Lunch couldn't come soon enough and we found ourselves in a fifties retro restaurant - well chosen by the organisers.  

In the afternoon we visited the Church of St Jeanne d'Arc, who remains an extremely potent symbol in France. At moments of high domestic tension, Madame will occasionally remind me of the fact that Joan of Arc was burnt alive by the English (aka my cue to wind my neck in!). The brutal architecture of the church falls into the category of Love it or Hate it. Resembling nothing more than some vast grey slate-covered armadillo, it sprawls across the ancient market square in true shock-horror style (maybe that's the point) and to me it's an incredibly clumsy attempt to symbolise in stone the funeral pyre. I found the architecture of the building too intrusive, too self-conscious.
Church of St Jeanne d'Arc
In the evening we had dinner at an excellent restaurant in the market square and after that bed couldn't come soon enough!

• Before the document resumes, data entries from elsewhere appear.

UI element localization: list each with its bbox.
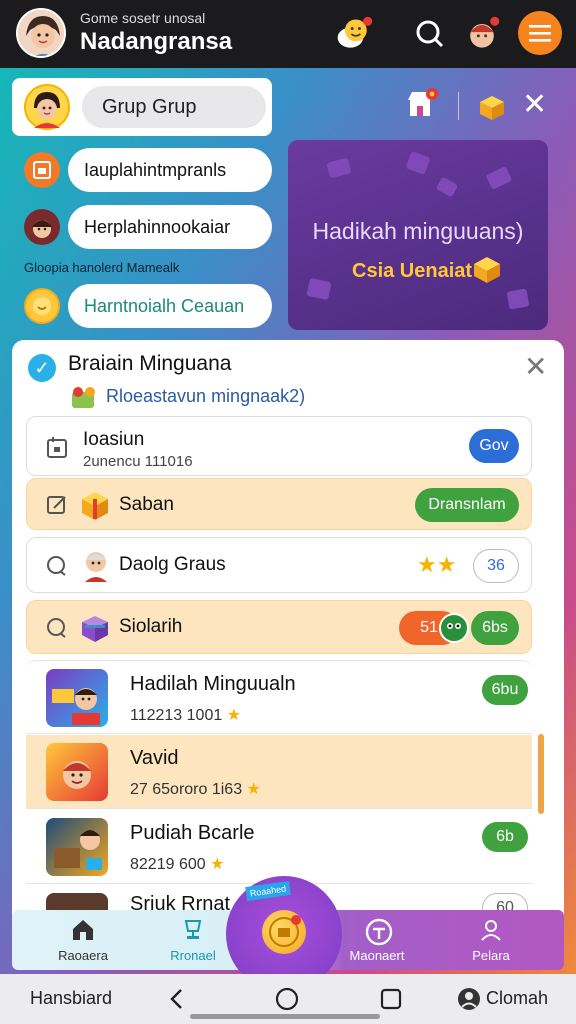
menu-button[interactable]	[518, 11, 562, 55]
list-item[interactable]: Saban Dransnlam	[26, 478, 532, 530]
nav-label: Rronael	[170, 948, 216, 963]
nav-item-home[interactable]: Raoaera	[38, 910, 128, 970]
game-action-button[interactable]: 6bu	[482, 675, 528, 705]
nav-label: Pelara	[472, 948, 510, 963]
game-thumbnail	[46, 743, 108, 801]
back-icon[interactable]	[162, 984, 192, 1014]
game-meta-text: 112213 1001	[130, 707, 223, 724]
badge-icon	[365, 918, 393, 946]
nav-label: Maonaert	[349, 948, 405, 963]
close-icon[interactable]: ✕	[524, 350, 547, 383]
top-bar: Gome sosetr unosal Nadangransa	[0, 0, 576, 68]
row-action-button[interactable]: 6bs	[471, 611, 519, 645]
promo-title: Hadikah minguuans)	[312, 218, 524, 244]
row-meta: 2unencu 111016	[83, 453, 193, 470]
row-label: Saban	[119, 494, 174, 515]
header-subtitle: Gome sosetr unosal	[80, 10, 206, 26]
recents-icon[interactable]	[376, 984, 406, 1014]
avatar	[81, 548, 111, 587]
group-avatar	[24, 84, 70, 130]
game-item[interactable]: Pudiah Bcarle 82219 600 ★ 6b	[26, 810, 532, 884]
divider	[458, 92, 459, 120]
star-icon: ★	[210, 856, 225, 873]
panel-subtitle: Rloeastavun mingnaak2)	[106, 386, 306, 406]
game-meta-text: 82219 600	[130, 856, 206, 873]
close-icon[interactable]: ✕	[522, 90, 547, 120]
row-action-button[interactable]: Gov	[469, 429, 519, 463]
list-item[interactable]: Daolg Graus ★★ 36	[26, 537, 532, 593]
home-circle-icon[interactable]	[272, 984, 302, 1014]
system-right-label[interactable]: Clomah	[486, 988, 548, 1009]
nav-item-trophy[interactable]: Rronael	[148, 910, 238, 970]
game-meta: 82219 600 ★	[130, 854, 224, 874]
nav-item-profile[interactable]: Pelara	[446, 910, 536, 970]
row-label: Daolg Graus	[119, 554, 226, 575]
list-item[interactable]: Siolarih 51 6bs	[26, 600, 532, 654]
home-icon	[71, 918, 95, 944]
side-caption: Gloopia hanolerd Mamealk	[24, 260, 180, 275]
trophy-icon	[181, 918, 205, 944]
game-thumbnail	[46, 818, 108, 876]
group-card[interactable]: Grup Grup	[12, 78, 272, 136]
game-name: Pudiah Bcarle	[130, 822, 255, 844]
account-icon	[458, 988, 480, 1010]
row-label: Ioasiun	[83, 429, 145, 450]
list-item[interactable]: Ioasiun 2unencu 111016 Gov	[26, 416, 532, 476]
row-action-button[interactable]: Dransnlam	[415, 488, 519, 522]
notification-avatar-icon[interactable]	[462, 14, 502, 54]
gift-icon	[70, 384, 98, 410]
panel-title: Braiain Minguana	[68, 352, 232, 375]
game-meta: 112213 1001 ★	[130, 705, 241, 725]
nav-label: Raoaera	[58, 948, 108, 963]
store-icon[interactable]	[404, 88, 440, 125]
game-action-button[interactable]: 6b	[482, 822, 528, 852]
game-name: Vavid	[130, 747, 179, 769]
search-icon[interactable]	[410, 14, 450, 54]
side-item-label: Harntnoialh Ceauan	[68, 284, 272, 328]
nav-item-badge[interactable]: Maonaert	[332, 910, 422, 970]
game-meta-text: 27 65ororo 1i63	[130, 781, 243, 798]
gift-box-icon[interactable]	[476, 90, 508, 125]
scrollbar[interactable]	[538, 734, 544, 814]
gift-box-icon	[470, 252, 504, 289]
home-indicator	[190, 1014, 380, 1019]
calendar-icon	[45, 435, 69, 459]
avatar	[24, 209, 60, 245]
side-item-label: Herplahinnookaiar	[68, 205, 272, 249]
rating-stars: ★★	[417, 552, 457, 577]
promo-subtitle: Csia Uenaiat	[352, 260, 473, 282]
user-avatar[interactable]	[16, 8, 66, 58]
side-item-3[interactable]: Harntnoialh Ceauan	[24, 284, 272, 328]
calendar-icon	[24, 152, 60, 188]
star-icon: ★	[226, 707, 242, 724]
coin-icon	[24, 288, 60, 324]
menu-icon	[529, 25, 551, 42]
mascot-icon	[439, 613, 469, 643]
game-item[interactable]: Hadilah Minguualn 112213 1001 ★ 6bu	[26, 660, 532, 734]
side-item-label: Iauplahintmpranls	[68, 148, 272, 192]
star-icon: ★	[246, 781, 261, 798]
check-icon: ✓	[28, 354, 56, 382]
game-thumbnail	[46, 669, 108, 727]
promo-card[interactable]: Hadikah minguuans) Csia Uenaiat	[288, 140, 548, 330]
chat-bubble-icon[interactable]	[334, 14, 374, 54]
header-title: Nadangransa	[80, 28, 233, 55]
search-icon	[45, 616, 69, 640]
coin-icon	[262, 910, 306, 954]
profile-icon	[479, 918, 503, 944]
gift-box-icon	[79, 487, 111, 526]
side-item-2[interactable]: Herplahinnookaiar	[24, 205, 272, 249]
row-label: Siolarih	[119, 616, 183, 637]
game-meta: 27 65ororo 1i63 ★	[130, 779, 261, 799]
chest-icon	[79, 611, 111, 648]
chat-icon	[45, 554, 69, 578]
game-name: Hadilah Minguualn	[130, 673, 296, 695]
side-item-1[interactable]: Iauplahintmpranls	[24, 148, 272, 192]
edit-icon	[45, 493, 69, 517]
row-action-button[interactable]: 36	[473, 549, 519, 583]
group-name[interactable]: Grup Grup	[82, 86, 266, 128]
user-face-icon	[18, 10, 64, 56]
system-left-label[interactable]: Hansbiard	[30, 988, 112, 1009]
game-item[interactable]: Vavid 27 65ororo 1i63 ★	[26, 735, 532, 809]
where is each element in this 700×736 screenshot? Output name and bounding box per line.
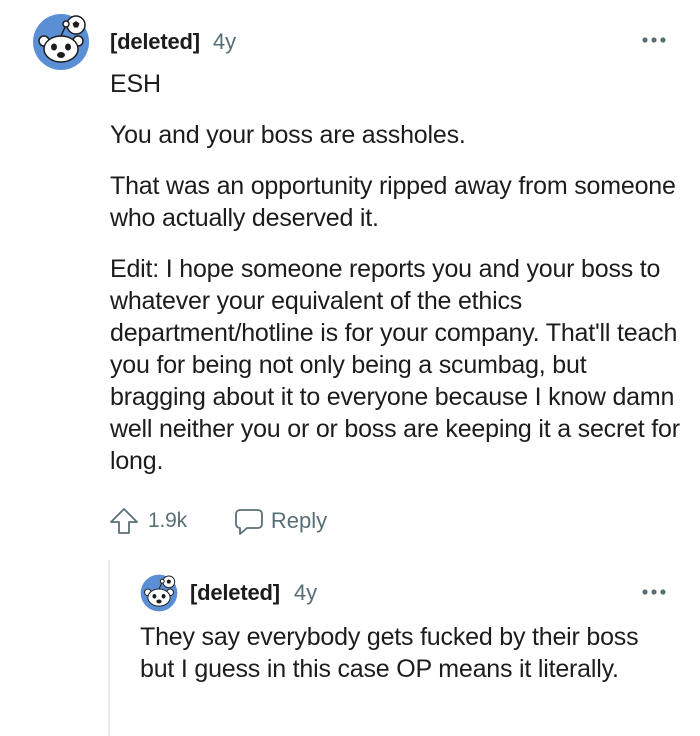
reply-meta: [deleted] 4y xyxy=(190,580,317,606)
comment-paragraph: That was an opportunity ripped away from… xyxy=(110,172,676,232)
reply-label: Reply xyxy=(270,508,328,533)
comment-bubble-icon xyxy=(233,505,265,537)
reply-button[interactable]: Reply xyxy=(233,505,327,537)
comment-paragraph: You and your boss are assholes. xyxy=(110,121,466,149)
more-options-icon xyxy=(642,589,666,595)
vote-count: 1.9k xyxy=(148,509,187,532)
upvote-arrow-icon xyxy=(110,508,138,534)
comment-author[interactable]: [deleted] xyxy=(110,29,200,55)
reply-age: 4y xyxy=(293,580,318,605)
avatar[interactable] xyxy=(32,13,90,71)
reply-avatar[interactable] xyxy=(140,574,178,612)
more-options-button[interactable] xyxy=(638,28,670,52)
comment-paragraph: Edit: I hope someone reports you and you… xyxy=(110,255,680,475)
comment: [deleted] 4y ESH You and your boss are a… xyxy=(0,0,700,560)
reply-more-options-button[interactable] xyxy=(638,580,670,604)
reddit-snoo-avatar-icon xyxy=(140,574,178,612)
comment-actions: 1.9k Reply xyxy=(108,503,327,539)
upvote-button[interactable] xyxy=(108,505,140,537)
reply-text: They say everybody gets fucked by their … xyxy=(140,623,639,683)
comment-age: 4y xyxy=(212,29,237,54)
comment-meta: [deleted] 4y xyxy=(110,29,236,57)
comment-paragraph: ESH xyxy=(110,70,161,98)
reddit-snoo-avatar-icon xyxy=(33,14,89,70)
thread-line[interactable] xyxy=(108,560,110,736)
reply-body: They say everybody gets fucked by their … xyxy=(140,621,670,685)
more-options-icon xyxy=(642,37,666,43)
reply-author[interactable]: [deleted] xyxy=(190,580,280,606)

On Sunday morning we visited a well restored old church before lunch beckoned.. Tiring all this culture! Finally we visited the Museum of Wrought Iron in Rouen which was truly fascinating.. The others all left at this point to return home while we stayed an extra night as we were heading down on the Monday to La Bernerie en Retz which lies on the coast to the south west of Nantes to stay with our friends A & J-C for a couple of nights.. We had some great walks along the sea shore and around Pornic which is just a few kms up the coast. By now we were missing our pooch and we were also missing home.
Pornic

We set off for Bayonne on Wednesday. It's always a pleasure to be heading south when we're going home instead of that depressing drive up to Calais and beyond! We stopped off at the kennel to pick up Chibby (our cocker spaniel) who was beside himself to see us again.. No surprises there! 

4th June 2010. Our tame saxophonist is back in town.. He looks pretty cool as he stands there on a corner with his battered sax and his straw hat opposite the War Memorial playing the same little riff ad infinitum. I think if I lived in the flats above him I'd be going mental though as he doesn't seem to tire of endlessly playing his limited 15 second repertoire.. 

5th June 2010. Down to the rowing club this morning for an outing. I think we did about 10-12km on a pretty hot morning so I was glad to return to the pontoon. There's a new girl member at the club - from Brazil - and she offered us all a Brazilian cocktail known as a Caipirinha:

Her recipe calls for this fresh, exotic cocktail to be made with cachaça*, sugar cane syrup, a mint leaf and crushed limes, served over ice. It is always muddled (crushed with a masher or the blunt end of a wooden spoon). In this clip, they use sugar instead of sugar cane syrup but no mint leaf.. I liked it the way I had it - with the mint leaf - but I'm open to offers!
Intriguing taste - sweet, sour, bitter all at the same time and excellent for quenching the thirst on a hot day.. The second one tastes even better! It's a long time since I've enjoyed a drink as much as this one.

Note to self: remember to buy some cachaça when next in Spain..

* Brazilian rum made from sugar cane.